Man, AWS is at it again. That big outage on Oct 20 was rough, and now (Oct 29) it looks like things are shaky again. SMH.
us-east-1 feels like a single point of failure for half the internet. People really need to look into multi-region, maybe even use AI like Zast.ai for intelligent failover so we're not all dead in the water when N. Virginia sneezes.
Tbh, for most companies/orgs the cost/complexity of multi region just isn't worth it.
The cost of a work days worth of downtime is rarely enough to justify the expense of trying to deploy across multiple regions or clouds.
Esp if you are public facing and not internal. You just go 'well everyone else was down to because of aws' and your customers just go 'ah okay fair enough'
Looking at the comments, it seems like everyone is just busy arguing about Microsoft versus other companies. Does anyone actually care about how this SharePoint vulnerability was exploited?
If Microsoft had just contacted ZAST.AI earlier, I believe this security incident wouldn't even have happened.
Yikes. I knew these AI coding tools were sketchy! Leaking private source code is a massive failure. Who would trust Copilot with their company's secret sauce after this? Just goes to show you can't blindly trust big tech.
Heads up, Samsung users. The September security update patches a nasty zero-day that was already being used in targeted attacks (think spyware). Another one found by Google's TAG. It's a critical reminder that those monthly updates aren't optional. Go patch your device if you've been putting it off.
Haha, good luck finding a real project that holds that title. It's always some squatted name, a dependency confusion experiment, or a troll publishing a package with version 99999.99999.99999 just to see what breaks. The "king" of that hill changes all the time. Just another day in the NPM circus.
Using LLMs to assist with code audits and vulnerability hunting is a really interesting direction. The article doesn't detail exactly how ChatGPT (o3) found this use-after-free vulnerability, though.
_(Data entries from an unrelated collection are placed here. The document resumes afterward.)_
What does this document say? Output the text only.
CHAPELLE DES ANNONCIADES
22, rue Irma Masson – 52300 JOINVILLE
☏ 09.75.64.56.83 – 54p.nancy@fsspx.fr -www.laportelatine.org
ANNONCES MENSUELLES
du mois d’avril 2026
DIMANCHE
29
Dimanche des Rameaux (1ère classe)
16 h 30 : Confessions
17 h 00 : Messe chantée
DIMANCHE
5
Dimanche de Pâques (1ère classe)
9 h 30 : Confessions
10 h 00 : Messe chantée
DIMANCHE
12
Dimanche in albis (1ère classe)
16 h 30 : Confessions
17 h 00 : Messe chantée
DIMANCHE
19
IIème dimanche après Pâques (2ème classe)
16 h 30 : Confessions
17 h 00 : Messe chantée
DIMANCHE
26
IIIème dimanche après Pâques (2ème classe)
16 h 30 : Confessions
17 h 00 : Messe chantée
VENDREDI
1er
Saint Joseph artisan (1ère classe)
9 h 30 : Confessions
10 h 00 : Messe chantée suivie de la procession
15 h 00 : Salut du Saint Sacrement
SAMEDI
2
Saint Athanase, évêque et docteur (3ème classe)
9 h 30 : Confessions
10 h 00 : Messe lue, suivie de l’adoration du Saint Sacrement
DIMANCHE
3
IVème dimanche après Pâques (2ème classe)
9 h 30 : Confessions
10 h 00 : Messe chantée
Did it independently analyze and understand the flaw in the concurrency logic, or was it just doing pattern matching or fuzzing under human guidance?
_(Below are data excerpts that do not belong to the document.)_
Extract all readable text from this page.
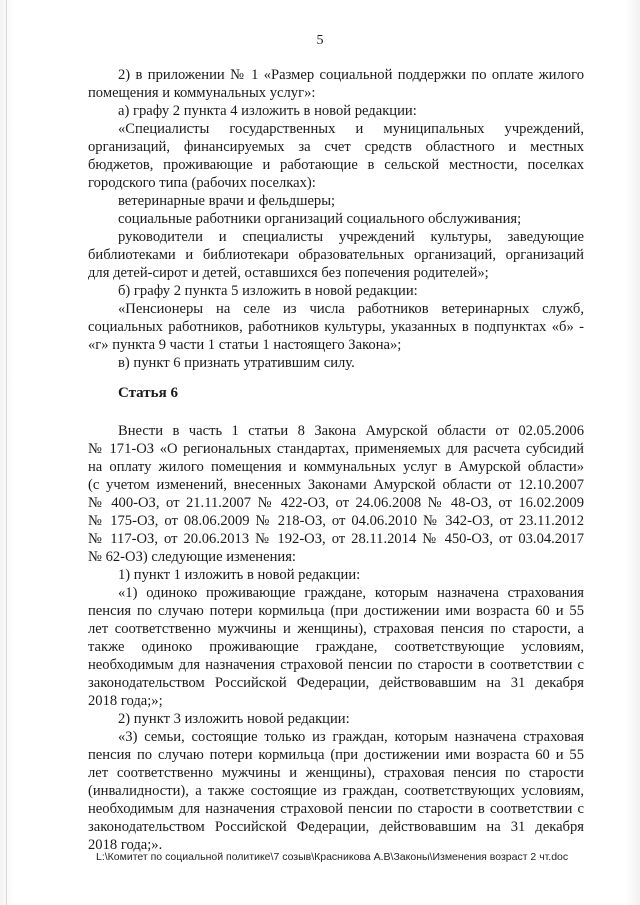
5
2) в приложении № 1 «Размер социальной поддержки по оплате жилого
помещения и коммунальных услуг»:
а) графу 2 пункта 4 изложить в новой редакции:
«Специалисты государственных и муниципальных учреждений,
организаций, финансируемых за счет средств областного и местных
бюджетов, проживающие и работающие в сельской местности, поселках
городского типа (рабочих поселках):
ветеринарные врачи и фельдшеры;
социальные работники организаций социального обслуживания;
руководители и специалисты учреждений культуры, заведующие
библиотеками и библиотекари образовательных организаций, организаций
для детей-сирот и детей, оставшихся без попечения родителей»;
б) графу 2 пункта 5 изложить в новой редакции:
«Пенсионеры на селе из числа работников ветеринарных служб,
социальных работников, работников культуры, указанных в подпунктах «б» -
«г» пункта 9 части 1 статьи 1 настоящего Закона»;
в) пункт 6 признать утратившим силу.
Статья 6
Внести в часть 1 статьи 8 Закона Амурской области от 02.05.2006
№ 171-ОЗ «О региональных стандартах, применяемых для расчета субсидий
на оплату жилого помещения и коммунальных услуг в Амурской области»
(с учетом изменений, внесенных Законами Амурской области от 12.10.2007
№ 400-ОЗ, от 21.11.2007 № 422-ОЗ, от 24.06.2008 № 48-ОЗ, от 16.02.2009
№ 175-ОЗ, от 08.06.2009 № 218-ОЗ, от 04.06.2010 № 342-ОЗ, от 23.11.2012
№ 117-ОЗ, от 20.06.2013 № 192-ОЗ, от 28.11.2014 № 450-ОЗ, от 03.04.2017
№ 62-ОЗ) следующие изменения:
1) пункт 1 изложить в новой редакции:
«1) одиноко проживающие граждане, которым назначена страхования
пенсия по случаю потери кормильца (при достижении ими возраста 60 и 55
лет соответственно мужчины и женщины), страховая пенсия по старости, а
также одиноко проживающие граждане, соответствующие условиям,
необходимым для назначения страховой пенсии по старости в соответствии с
законодательством Российской Федерации, действовавшим на 31 декабря
2018 года;»;
2) пункт 3 изложить новой редакции:
«3) семьи, состоящие только из граждан, которым назначена страховая
пенсия по случаю потери кормильца (при достижении ими возраста 60 и 55
лет соответственно мужчины и женщины), страховая пенсия по старости
(инвалидности), а также состоящие из граждан, соответствующих условиям,
необходимым для назначения страховой пенсии по старости в соответствии с
законодательством Российской Федерации, действовавшим на 31 декабря
2018 года;».
L:\Комитет по социальной политике\7 созыв\Красникова А.В\Законы\Изменения возраст 2 чт.doc
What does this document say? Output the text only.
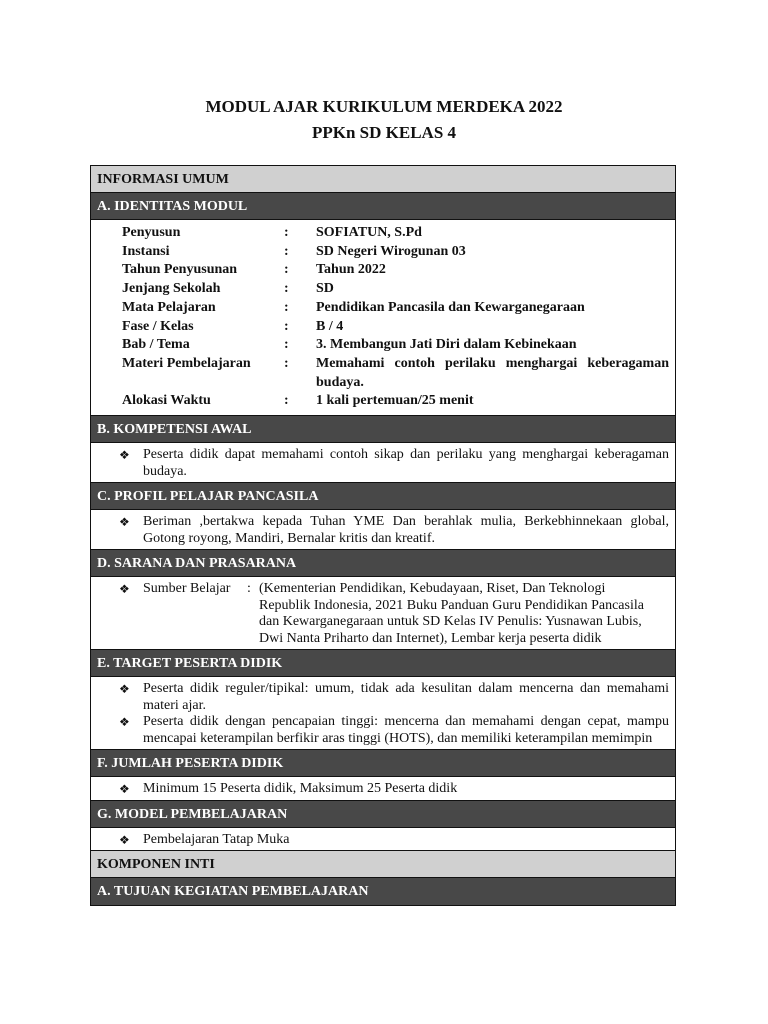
MODUL AJAR KURIKULUM MERDEKA 2022
PPKn SD KELAS 4
INFORMASI UMUM
A. IDENTITAS MODUL
Penyusun	:	SOFIATUN, S.Pd
Instansi	:	SD Negeri Wirogunan 03
Tahun Penyusunan	:	Tahun 2022
Jenjang Sekolah	:	SD
Mata Pelajaran	:	Pendidikan Pancasila dan Kewarganegaraan
Fase / Kelas	:	B / 4
Bab / Tema	:	3. Membangun Jati Diri dalam Kebinekaan
Materi Pembelajaran	:	Memahami contoh perilaku menghargai keberagaman budaya.
Alokasi Waktu	:	1 kali pertemuan/25 menit
B. KOMPETENSI AWAL
❖ Peserta didik dapat memahami contoh sikap dan perilaku yang menghargai keberagaman budaya.
C. PROFIL PELAJAR PANCASILA
❖ Beriman ,bertakwa kepada Tuhan YME Dan berahlak mulia, Berkebhinnekaan global, Gotong royong, Mandiri, Bernalar kritis dan kreatif.
D. SARANA DAN PRASARANA
❖ Sumber Belajar	: (Kementerian Pendidikan, Kebudayaan, Riset, Dan Teknologi Republik Indonesia, 2021 Buku Panduan Guru Pendidikan Pancasila dan Kewarganegaraan untuk SD Kelas IV Penulis: Yusnawan Lubis, Dwi Nanta Priharto dan Internet), Lembar kerja peserta didik
E. TARGET PESERTA DIDIK
❖ Peserta didik reguler/tipikal: umum, tidak ada kesulitan dalam mencerna dan memahami materi ajar.
❖ Peserta didik dengan pencapaian tinggi: mencerna dan memahami dengan cepat, mampu mencapai keterampilan berfikir aras tinggi (HOTS), dan memiliki keterampilan memimpin
F. JUMLAH PESERTA DIDIK
❖ Minimum 15 Peserta didik, Maksimum 25 Peserta didik
G. MODEL PEMBELAJARAN
❖ Pembelajaran Tatap Muka
KOMPONEN INTI
A. TUJUAN KEGIATAN PEMBELAJARAN
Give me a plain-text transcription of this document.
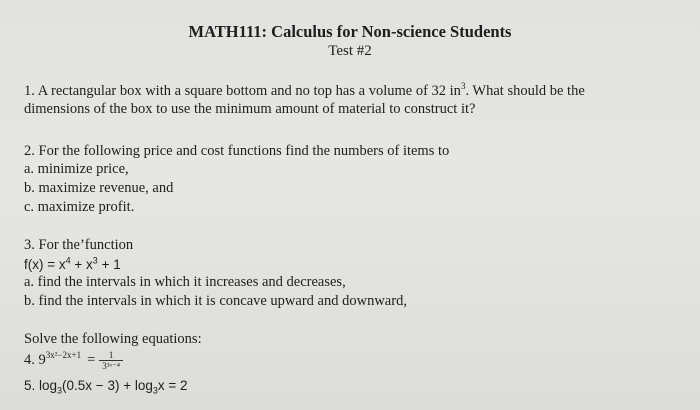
MATH111: Calculus for Non-science Students
Test #2
1. A rectangular box with a square bottom and no top has a volume of 32 $in^3$. What should be the
dimensions of the box to use the minimum amount of material to construct it?
2. For the following price and cost functions find the numbers of items to
a. minimize price,
b. maximize revenue, and
c. maximize profit.
3. For the’function
$f(x) = x^4 + x^3 + 1$
a. find the intervals in which it increases and decreases,
b. find the intervals in which it is concave upward and downward,
Solve the following equations:
4. $9^{3x^2-2x+1} = \frac{1}{\text{3³ˣ⁻⁴}}$
5. $\log_3(0.5x - 3) + \log_3x = 2$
I feel like the details are what determine whether this is a true milestone or just a great headline. Regardless, the era of automated AI vulnerability discovery might really be upon us, and the pace of offense vs. defense is about to get much faster.
Wow, this is amazing! I see you've been building this on GitHub for 7 years - that's truly impressive dedication. What keeps you motivated to stick with this product for so long?
This looks really impressive! I'm curious about the monetization strategy - how do you plan to sustain development of such a feature-rich PDF viewer while keeping it free? Are you considering enterprise features, hosting services, or other revenue streams?
Yes, all of the above. The client-side PDF viewer will remain free and MIT-licensed, but I’ll be focusing on offering PDF hosting with enterprise features like analytics, access controls etc, those will be part of the paid offering.
This regulatory challenge reveals how policy changes can create new cybersecurity , from identity verification risks to operational security gaps, underscoring the importance of holistic vulnerability management that addresses both technical and regulatory security risks.
All people are talking about GPT-5 all over the world, the competition is so intense that every major tech company is racing to develop their own advanced AI models.
us-east-1 feels like a single point of failure for half the internet. People really need to look into multi-region, maybe even use AI like Zast.ai for intelligent failover so we're not all dead in the water when N. Virginia sneezes.